Construction, projets et retards

Le réacteur de Flamanville n'est pas le premier exemplaire en chantier. En septembre 2005, AREVA a lancé la construction d'un réacteur atomique EPR sur le site d'Olkiluoto au Sud-Ouest de la Finlande, après avoir remporté le marché face à la concurrence étrangère.

Photo du réacteur de Olkiluoto

Site de Olkiluoto en Finlande (source: Internet)

Moins de deux ans plus tard, les Français passent un contrat avec l'Etat chinois pour la construction de deux usines électroatomiques sur le site de Taïshan, dans la province du Guangdong (Sud-Est du pays). Ce qui fait qu'à la mi-2009, 4 chantiers EPR sont en cours de par le monde en comptant celui de Flamanville (voir le calendrier).

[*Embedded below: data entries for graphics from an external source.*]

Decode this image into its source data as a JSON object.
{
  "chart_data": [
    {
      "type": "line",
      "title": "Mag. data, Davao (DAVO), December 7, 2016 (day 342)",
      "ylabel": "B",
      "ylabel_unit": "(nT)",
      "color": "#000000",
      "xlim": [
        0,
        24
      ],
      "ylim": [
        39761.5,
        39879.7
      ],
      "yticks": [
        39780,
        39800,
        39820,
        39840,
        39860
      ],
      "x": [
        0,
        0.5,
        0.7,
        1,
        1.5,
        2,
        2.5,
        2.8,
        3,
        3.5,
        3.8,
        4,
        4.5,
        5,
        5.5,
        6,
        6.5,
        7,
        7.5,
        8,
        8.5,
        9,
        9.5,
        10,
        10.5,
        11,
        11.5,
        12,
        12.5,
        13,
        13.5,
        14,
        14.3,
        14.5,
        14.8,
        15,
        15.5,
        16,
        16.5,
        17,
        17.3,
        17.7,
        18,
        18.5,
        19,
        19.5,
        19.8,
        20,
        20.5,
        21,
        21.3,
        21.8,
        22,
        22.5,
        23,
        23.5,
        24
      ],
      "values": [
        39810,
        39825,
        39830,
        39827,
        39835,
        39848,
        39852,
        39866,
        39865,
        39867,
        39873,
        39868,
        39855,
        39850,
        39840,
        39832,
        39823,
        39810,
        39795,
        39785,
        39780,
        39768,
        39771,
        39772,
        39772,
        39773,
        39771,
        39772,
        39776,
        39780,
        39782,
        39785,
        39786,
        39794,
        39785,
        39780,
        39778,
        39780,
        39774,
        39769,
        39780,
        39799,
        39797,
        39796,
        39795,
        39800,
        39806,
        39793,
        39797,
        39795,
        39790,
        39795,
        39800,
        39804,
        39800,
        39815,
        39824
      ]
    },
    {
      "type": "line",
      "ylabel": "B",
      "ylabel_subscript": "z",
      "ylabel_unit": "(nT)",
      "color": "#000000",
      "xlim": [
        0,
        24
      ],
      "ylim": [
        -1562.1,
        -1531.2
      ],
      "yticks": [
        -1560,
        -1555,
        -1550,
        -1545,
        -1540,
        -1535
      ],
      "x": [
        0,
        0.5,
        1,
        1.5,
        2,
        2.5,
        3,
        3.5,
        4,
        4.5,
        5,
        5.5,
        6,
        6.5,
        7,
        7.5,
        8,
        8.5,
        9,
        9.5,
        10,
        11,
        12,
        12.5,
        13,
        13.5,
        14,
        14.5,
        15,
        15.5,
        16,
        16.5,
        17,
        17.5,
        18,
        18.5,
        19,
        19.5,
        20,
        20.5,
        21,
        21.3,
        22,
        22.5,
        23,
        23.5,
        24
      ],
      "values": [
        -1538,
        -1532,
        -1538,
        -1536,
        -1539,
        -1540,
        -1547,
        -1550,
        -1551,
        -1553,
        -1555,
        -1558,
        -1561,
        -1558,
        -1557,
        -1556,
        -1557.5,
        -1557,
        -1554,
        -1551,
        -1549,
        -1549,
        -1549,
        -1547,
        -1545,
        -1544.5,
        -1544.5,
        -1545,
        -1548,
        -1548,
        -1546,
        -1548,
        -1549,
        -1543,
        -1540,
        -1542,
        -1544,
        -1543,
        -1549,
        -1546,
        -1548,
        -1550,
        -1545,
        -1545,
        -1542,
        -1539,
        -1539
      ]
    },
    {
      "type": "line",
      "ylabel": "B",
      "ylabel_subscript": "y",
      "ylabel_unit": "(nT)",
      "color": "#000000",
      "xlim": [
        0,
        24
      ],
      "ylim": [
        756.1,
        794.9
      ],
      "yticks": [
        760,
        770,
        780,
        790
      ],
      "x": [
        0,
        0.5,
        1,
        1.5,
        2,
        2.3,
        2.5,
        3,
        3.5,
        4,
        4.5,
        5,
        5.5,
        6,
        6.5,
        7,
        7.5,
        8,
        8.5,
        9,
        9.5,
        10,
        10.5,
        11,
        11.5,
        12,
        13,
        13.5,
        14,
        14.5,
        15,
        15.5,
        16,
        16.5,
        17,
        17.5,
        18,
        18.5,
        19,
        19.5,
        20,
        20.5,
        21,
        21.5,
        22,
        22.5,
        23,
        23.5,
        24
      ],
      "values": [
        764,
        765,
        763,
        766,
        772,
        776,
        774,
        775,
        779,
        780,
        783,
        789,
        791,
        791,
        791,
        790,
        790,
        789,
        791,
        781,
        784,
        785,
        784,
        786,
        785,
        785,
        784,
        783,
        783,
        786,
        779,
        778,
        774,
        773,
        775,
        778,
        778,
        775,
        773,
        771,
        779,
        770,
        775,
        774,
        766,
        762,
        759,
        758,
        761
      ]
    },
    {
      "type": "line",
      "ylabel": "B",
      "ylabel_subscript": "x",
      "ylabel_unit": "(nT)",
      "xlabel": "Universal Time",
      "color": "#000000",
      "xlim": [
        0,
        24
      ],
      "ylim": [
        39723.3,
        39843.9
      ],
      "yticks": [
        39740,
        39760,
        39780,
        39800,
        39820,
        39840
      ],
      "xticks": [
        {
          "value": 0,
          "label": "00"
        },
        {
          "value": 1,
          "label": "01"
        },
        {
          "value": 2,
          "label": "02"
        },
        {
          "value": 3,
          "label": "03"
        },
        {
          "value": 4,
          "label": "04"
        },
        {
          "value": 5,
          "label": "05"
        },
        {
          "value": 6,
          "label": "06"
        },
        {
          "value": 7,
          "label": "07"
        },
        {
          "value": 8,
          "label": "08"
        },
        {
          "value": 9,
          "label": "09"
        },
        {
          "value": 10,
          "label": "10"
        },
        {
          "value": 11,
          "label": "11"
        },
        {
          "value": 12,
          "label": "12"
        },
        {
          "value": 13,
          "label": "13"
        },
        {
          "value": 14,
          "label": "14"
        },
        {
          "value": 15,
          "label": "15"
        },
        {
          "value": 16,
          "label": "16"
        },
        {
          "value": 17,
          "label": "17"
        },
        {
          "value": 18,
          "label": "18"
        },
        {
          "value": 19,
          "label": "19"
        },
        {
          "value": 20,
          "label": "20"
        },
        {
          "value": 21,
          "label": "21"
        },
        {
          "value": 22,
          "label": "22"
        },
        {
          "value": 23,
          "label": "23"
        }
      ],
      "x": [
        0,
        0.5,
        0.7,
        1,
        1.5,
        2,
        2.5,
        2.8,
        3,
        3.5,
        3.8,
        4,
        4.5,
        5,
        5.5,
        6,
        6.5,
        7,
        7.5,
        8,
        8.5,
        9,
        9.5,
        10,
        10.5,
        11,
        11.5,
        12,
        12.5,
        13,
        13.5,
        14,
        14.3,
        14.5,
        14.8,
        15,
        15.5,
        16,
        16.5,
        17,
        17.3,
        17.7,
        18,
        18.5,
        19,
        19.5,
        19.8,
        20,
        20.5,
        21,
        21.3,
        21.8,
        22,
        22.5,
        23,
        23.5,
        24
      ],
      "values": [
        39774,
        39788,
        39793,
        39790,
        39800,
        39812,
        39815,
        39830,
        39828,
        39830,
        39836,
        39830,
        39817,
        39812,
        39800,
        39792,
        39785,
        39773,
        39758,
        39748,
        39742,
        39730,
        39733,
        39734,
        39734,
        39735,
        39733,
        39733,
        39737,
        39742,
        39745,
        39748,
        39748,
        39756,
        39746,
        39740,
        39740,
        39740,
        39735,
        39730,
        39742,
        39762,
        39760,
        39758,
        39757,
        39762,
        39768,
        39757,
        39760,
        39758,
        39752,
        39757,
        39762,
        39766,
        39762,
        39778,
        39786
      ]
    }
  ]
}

Ces derniers contrats ont fait plus ou moins taire à l'époque les critiques sur le potentiel à l'exportation de l'EPR. Ainsi, dans son communiqué du lundi 9 février 2004, le réseau Sortir du Nucléaire écrit « dans un entretien accordé à Enerpresse, publié le mercredi 4 février 2004, le directeur Asie d'EDF Hervé Machenaud fait un aveu de taille : le réacteur EPR n'est pas jugé fiable par les autorités chinoises ; les Chinois nous ont clairement fait savoir qu'ils souhaitaient disposer d'une technologie éprouvée. Ce qui devrait conduire à ne pas proposer une offre EPR. » 11.2 Ces critiques reprendront par la suite, alimentées par de nouveaux événements qui leur permettent de douter légitimement du dévelopement de l'EPR. En effet, les projets et à Olkiluoto et à Flamanville accumulent depuis leur lancement des retards plus ou moins importants : plus de deux ans pour le premier5.1, plus d'un pour le second8.2, 13.20. Ces retards entraînent naturellement un surcoût, d'environ 50% en Finlande comme le cite le journal Les Echos 3.5 portant le coût total aux alentours de 4,5 G€. En France, le gros d'oeuvre a pris plus de temps que prévu. Ces retards font d'ailleurs dire dans les couloirs d'AREVA que les deux usines de Taïshan seront prêtes les premières (malgré le fait que le chantier ait débuté en octobre 2009 !) Ces retards n'étonnent pas les experts. En 2003, pour remporter le contrat en Finlande de la première centrale nucléaire construite depuis la catastrophe de Tchernobyl (1986), les candidats (à savoir les Français, les Américains et les Russes) s'étaient engagés à boucler le chantier en 4 ans. Très vite, il est apparu évident que le calendrier annoncé pour obtenir le contrat était intenable 1.3 . Ce qui nuit à l'image du petit dernier d'AREVA.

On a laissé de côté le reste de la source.